Text-only Interaction with Tools

import asyncio
from typing import Any

from mirascope.beta.openai import Context, Realtime, async_input

from mirascope.beta.openai import OpenAIRealtimeTool


def format_book(title: str, author: str) -> str:
    return f"{title} by {author}"


app = Realtime(
    "gpt-4o-realtime-preview-2024-10-01", modalities=["text"], tools=[format_book]
)


@app.sender(wait_for_text_response=True)
async def send_message(context: Context) -> str:
    genre = await async_input("Enter a genre: ")
    return f"Recommend a {genre} book. please use the tool `format_book`."


@app.receiver("text")
async def receive_text(response: str, context: dict[str, Any]) -> None:
    print(f"AI(text): {response}", flush=True)


@app.function_call(format_book)
async def recommend_book(tool: OpenAIRealtimeTool, context: Context) -> str:
    result = tool.call()
    return result


asyncio.run(app.run())

Text-only Interaction with dynamic Tools

import asyncio
from typing import Any, Callable

from mirascope.beta.openai import Context, Realtime, async_input

from mirascope.beta.openai import OpenAIRealtimeTool

app = Realtime(
    "gpt-4o-realtime-preview-2024-10-01",
    modalities=["text"],
)


def format_book(title: str, author: str) -> str:
    return f"{title} by {author}"


@app.sender(wait_for_text_response=True)
async def send_message(context: Context) -> tuple[str, list[Callable]]:
    genre = await async_input("Enter a genre: ")
    return f"Recommend a {genre} book. please use the tool `format_book`.", [
        format_book
    ]


@app.receiver("text")
async def receive_text(response: str, context: dict[str, Any]) -> None:
    print(f"AI(text): {response}", flush=True)

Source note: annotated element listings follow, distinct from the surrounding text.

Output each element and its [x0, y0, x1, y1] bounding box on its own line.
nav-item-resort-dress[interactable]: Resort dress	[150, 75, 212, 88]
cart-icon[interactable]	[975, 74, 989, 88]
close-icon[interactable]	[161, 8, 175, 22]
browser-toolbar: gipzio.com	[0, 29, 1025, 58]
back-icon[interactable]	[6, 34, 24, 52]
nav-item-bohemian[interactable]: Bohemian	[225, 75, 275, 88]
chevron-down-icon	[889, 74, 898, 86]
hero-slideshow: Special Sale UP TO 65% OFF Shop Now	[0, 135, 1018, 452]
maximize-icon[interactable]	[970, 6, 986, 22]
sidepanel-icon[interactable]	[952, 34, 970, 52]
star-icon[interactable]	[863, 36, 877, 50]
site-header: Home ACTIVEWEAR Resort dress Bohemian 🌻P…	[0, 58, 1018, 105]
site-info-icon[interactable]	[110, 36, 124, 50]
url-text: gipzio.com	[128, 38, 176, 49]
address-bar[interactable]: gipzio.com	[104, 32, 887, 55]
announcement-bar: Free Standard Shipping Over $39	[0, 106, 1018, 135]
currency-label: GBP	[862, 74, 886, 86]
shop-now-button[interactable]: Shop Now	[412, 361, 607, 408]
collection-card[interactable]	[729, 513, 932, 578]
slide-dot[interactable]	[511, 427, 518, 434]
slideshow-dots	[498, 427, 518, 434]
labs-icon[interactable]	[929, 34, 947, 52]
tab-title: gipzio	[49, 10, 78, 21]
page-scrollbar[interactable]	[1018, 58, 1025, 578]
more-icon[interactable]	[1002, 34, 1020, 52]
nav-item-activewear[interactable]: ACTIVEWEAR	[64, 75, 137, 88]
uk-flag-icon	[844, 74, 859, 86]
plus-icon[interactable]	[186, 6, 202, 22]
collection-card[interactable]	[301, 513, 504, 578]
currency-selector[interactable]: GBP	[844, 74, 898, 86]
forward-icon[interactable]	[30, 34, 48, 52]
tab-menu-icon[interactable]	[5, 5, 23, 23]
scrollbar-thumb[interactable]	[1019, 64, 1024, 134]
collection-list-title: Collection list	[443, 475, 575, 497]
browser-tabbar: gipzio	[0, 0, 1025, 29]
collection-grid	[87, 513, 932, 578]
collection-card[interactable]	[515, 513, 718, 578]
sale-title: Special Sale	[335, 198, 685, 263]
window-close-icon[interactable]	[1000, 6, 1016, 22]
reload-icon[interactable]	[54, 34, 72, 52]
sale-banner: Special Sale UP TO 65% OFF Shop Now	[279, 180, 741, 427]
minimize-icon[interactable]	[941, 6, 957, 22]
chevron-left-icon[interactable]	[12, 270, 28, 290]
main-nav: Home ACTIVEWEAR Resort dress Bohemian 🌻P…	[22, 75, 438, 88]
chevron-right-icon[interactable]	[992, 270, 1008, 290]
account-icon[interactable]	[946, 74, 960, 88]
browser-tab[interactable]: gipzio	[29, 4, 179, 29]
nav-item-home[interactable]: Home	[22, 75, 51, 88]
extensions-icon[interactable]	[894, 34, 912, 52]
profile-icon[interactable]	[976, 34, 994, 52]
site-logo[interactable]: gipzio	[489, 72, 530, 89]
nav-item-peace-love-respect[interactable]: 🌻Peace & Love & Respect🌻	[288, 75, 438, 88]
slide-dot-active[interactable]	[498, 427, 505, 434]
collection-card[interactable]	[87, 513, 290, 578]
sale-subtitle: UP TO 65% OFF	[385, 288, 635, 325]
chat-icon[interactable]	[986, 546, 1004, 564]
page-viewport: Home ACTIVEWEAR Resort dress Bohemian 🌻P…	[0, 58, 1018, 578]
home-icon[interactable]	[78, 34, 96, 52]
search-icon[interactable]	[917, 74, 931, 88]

@app.function_call(format_book)
async def recommend_book(tool: OpenAIRealtimeTool, context: Context) -> str:
    result = tool.call()
    print(result)
    return result


asyncio.run(app.run())

Notes

  • The Realtime API is currently in beta, and its API may change in future releases.
  • Make sure to handle exceptions and cancellation appropriately in your senders and receivers.
  • The examples provided use the pydub library for audio playback. You may need to install additional dependencies for audio support.
  • FFmpeg is required for audio processing. Make sure to install FFmpeg on your system before using the audio features of Mirascope's OpenAI Realtime API support.